Pinocchio (So Ouat!) is a fun, although greatly abridged, retelling of the story of a puppet that becomes a real boy. As I recorded the synopsis for this book, I found the version a bit unique, but nonetheless enjoyable. Nicely enhanced with light animation, this is a book app that is as fun to watch as it is to read.
Characters in the book act out the scenes from each page and perform dialogue as it is read in the text. There isn't anything interactive about the illustrations, although tapping the screen does stop and start the narration (which highlights as read).
The only true interactivity present in this book is in the 'extra' - a unique drop down of each page's text that can be explored with several words highlighted. Tap on any of these words to get either a definition or image to help young readers expand their vocabulary. You can also switch this text to print or cursive (French or English), or set it to a mode that highlights all the vowels on the page.
This book doesn't have a page guide (which would be a nice addition), but my biggest complaint is that this title was impossible to set-up for reading without narration. Buttons to restart & play/pause are at the bottom of every page, but in the off mode there is no way to trigger the animation. This means you can read the text without narration, but you then miss almost all of the visual storytelling. The book is also permanently set to autoplay, even though you can swipe to turn pages.
In addition, I am a bit concerned about the sheer number of ways to leave this app. There are Facebook and Twitter icons that literally bounce, alongside icons of the developer's other apps that scroll constantly along the bottom of the title page - enticing youngsters. If you tap on any of the links, there is at least a warning asking you if you want to proceed, but these elements did give me pause as a parent.
Otherwise, this is a solidly made book from a nice series of fairy tale apps. They have lots of appeal for children with nicely enhanced stories, as well as a variety of interesting educational extras.
All reviews are of the app, not the platform/device. Based originally on iPad versions. Minor technical details may vary.
Sophie Meyer (Adapted from Carlo Collodi)
10 - 12 Minutes
Based on non-digital book: No
Allows Own Narration:
Uses Motion: No
Age: 4 - 8
A woodcarver named Geppetto dreamed of having a son. One day he created a marionette that looked just like a child and was surprised to find the puppet walking & talking on its own the next morning. He named the puppet-boy "Pinocchio". While Geppetto is off at work that first day, a little cricket tells Pinocchio, "Never lie to your father and make sure you attend school!" But Pinocchio does not listen, preferring instead to have fun.

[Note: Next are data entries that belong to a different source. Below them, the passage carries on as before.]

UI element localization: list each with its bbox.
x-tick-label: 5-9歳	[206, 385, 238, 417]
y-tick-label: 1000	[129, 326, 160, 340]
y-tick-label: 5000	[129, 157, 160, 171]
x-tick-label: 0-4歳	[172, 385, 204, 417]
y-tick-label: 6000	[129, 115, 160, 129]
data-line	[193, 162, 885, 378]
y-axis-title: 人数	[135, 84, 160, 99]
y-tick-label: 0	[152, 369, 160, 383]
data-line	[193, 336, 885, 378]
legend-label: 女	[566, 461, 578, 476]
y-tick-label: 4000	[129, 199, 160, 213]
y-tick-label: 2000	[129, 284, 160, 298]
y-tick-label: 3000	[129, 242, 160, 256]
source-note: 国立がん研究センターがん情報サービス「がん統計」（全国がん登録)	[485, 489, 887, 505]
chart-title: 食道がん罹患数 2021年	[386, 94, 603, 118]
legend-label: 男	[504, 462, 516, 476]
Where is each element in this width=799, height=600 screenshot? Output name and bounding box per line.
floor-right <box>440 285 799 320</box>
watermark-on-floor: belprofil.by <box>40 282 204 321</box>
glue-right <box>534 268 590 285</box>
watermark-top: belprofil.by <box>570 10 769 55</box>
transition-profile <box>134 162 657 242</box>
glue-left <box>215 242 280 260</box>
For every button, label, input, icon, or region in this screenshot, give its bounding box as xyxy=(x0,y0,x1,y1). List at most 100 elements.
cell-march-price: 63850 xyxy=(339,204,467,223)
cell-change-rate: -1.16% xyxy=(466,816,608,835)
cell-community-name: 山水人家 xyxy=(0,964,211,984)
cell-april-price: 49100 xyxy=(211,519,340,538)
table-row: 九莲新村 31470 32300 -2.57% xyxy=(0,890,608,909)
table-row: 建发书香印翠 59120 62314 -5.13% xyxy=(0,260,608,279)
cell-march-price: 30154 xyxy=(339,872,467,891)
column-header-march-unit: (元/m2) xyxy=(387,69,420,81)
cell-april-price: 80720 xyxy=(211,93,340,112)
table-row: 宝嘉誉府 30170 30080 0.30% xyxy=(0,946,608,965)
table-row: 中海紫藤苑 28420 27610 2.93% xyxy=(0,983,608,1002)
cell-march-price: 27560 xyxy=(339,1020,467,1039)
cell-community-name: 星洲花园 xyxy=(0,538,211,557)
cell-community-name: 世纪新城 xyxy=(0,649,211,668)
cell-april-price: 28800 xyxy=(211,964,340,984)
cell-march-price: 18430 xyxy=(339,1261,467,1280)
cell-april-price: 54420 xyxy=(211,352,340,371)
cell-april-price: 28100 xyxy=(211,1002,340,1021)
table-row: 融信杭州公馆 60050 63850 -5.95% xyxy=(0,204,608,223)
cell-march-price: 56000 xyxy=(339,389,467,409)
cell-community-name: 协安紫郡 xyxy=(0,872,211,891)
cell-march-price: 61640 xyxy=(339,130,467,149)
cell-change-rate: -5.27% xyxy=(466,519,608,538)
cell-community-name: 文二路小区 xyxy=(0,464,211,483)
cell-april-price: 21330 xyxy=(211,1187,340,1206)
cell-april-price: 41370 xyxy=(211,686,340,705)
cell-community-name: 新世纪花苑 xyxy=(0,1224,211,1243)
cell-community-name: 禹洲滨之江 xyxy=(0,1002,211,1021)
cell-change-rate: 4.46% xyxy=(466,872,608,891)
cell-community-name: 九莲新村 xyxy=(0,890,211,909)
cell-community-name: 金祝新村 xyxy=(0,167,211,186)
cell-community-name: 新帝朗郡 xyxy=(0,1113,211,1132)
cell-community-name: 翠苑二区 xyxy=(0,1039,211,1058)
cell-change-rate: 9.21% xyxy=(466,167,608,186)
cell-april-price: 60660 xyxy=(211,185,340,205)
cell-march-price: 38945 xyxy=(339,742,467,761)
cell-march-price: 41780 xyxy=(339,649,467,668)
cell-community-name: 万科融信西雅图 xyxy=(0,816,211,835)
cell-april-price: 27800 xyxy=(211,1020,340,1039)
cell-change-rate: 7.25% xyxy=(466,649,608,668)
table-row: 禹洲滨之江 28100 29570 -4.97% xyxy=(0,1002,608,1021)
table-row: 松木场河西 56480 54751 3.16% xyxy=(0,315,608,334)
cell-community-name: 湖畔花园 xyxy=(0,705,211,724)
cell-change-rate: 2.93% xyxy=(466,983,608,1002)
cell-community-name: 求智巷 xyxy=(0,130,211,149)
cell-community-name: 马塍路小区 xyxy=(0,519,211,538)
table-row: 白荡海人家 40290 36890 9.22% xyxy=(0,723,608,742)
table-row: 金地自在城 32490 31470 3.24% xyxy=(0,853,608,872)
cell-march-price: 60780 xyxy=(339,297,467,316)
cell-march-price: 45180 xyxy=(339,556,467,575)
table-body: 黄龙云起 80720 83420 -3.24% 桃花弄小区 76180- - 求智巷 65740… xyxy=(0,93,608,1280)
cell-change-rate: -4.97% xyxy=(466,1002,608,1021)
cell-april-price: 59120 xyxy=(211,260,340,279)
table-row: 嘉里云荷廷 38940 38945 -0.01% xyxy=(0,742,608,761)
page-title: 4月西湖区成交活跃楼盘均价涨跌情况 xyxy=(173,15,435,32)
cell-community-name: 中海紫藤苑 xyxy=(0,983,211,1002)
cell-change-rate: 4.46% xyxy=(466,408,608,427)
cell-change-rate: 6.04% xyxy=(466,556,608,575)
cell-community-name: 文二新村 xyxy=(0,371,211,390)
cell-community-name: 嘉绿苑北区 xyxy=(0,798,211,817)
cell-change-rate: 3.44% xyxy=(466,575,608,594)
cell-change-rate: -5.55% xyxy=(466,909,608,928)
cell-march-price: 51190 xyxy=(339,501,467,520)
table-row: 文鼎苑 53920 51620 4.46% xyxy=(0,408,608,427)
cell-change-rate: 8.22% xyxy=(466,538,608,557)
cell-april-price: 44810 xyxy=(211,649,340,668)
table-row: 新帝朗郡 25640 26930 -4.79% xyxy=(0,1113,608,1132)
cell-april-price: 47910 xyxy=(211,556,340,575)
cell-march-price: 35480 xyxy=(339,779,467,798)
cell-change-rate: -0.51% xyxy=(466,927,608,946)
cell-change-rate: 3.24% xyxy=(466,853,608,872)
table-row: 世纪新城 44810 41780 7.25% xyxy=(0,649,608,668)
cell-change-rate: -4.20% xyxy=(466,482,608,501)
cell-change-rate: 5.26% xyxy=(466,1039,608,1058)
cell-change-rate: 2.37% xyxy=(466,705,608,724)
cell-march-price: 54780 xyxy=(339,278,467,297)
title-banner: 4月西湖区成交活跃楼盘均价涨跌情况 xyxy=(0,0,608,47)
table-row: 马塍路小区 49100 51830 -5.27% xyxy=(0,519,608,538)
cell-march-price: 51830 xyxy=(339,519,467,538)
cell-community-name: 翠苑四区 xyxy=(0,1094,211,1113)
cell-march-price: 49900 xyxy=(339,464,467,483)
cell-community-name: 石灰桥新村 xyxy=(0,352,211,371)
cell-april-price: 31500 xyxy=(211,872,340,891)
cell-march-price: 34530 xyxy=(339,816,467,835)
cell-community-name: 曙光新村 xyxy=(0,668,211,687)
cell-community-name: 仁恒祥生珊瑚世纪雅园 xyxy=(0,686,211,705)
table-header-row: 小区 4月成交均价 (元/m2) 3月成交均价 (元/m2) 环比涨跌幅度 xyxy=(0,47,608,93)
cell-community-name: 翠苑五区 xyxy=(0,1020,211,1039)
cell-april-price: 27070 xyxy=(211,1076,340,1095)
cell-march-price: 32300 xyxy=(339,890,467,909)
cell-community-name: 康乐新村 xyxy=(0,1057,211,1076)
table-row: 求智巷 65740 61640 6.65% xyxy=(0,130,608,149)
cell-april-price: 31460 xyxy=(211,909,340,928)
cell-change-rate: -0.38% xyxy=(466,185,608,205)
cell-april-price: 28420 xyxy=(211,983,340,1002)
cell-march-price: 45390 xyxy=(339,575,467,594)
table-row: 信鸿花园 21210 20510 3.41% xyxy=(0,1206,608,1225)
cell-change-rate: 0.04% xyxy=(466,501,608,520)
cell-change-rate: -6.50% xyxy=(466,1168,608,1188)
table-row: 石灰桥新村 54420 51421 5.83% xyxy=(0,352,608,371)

Instead of going to school, Pinocchio hangs out in town, eventually exploring the theater where he heard laughter. When he gets backstage he finds a costume and heads out on stage himself. His performance is a hit and he receives money from the troupe leader for his act. On his way home to give the money to Geppetto, Pinocchio gets distracted by a 'limping fox and blind cat'. They convince the foolish puppet-boy to plant the coins in a field to grow a 'money tree', but then run off with his money.
Then Pinocchio becomes tired and hungry, so he knocks on the door of a small house in the forest. A fairy answers the door and asks Pinocchio why he is not in school. Pinocchio lies, saying he was in school that very morning, causing his nose to grow. The more he lied the longer his nose became. Realizing he was bad at telling lies, Pinocchio promises the fairy that he will always tell the truth and go straight home to Geppetto.
Before arriving home, Pinocchio comes across a donkey cart with children riding & singing. They invite him to 'the land of toys' and despite his promise to the fairy he hops in. In Toyland, Pinocchio has a lot of fun, but one morning he wakes up as a donkey. He runs to a nearby beach and jumps in the sea which changes him back to a marionette. Before he can reach shore, though, he is swallowed by a large shark where he finds Geppetto who is also inside the sea creature.
Since the shark had a cold, the two are sneezed out into the ocean, freeing them to swim back to the beach. Glad to be home with his father, Pinocchio becomes a serious student. One night the fairy visits to reward Pinocchio for being such a good boy, making him into a real child. Geppetto is thrilled to find he has a 'real son' the next morning.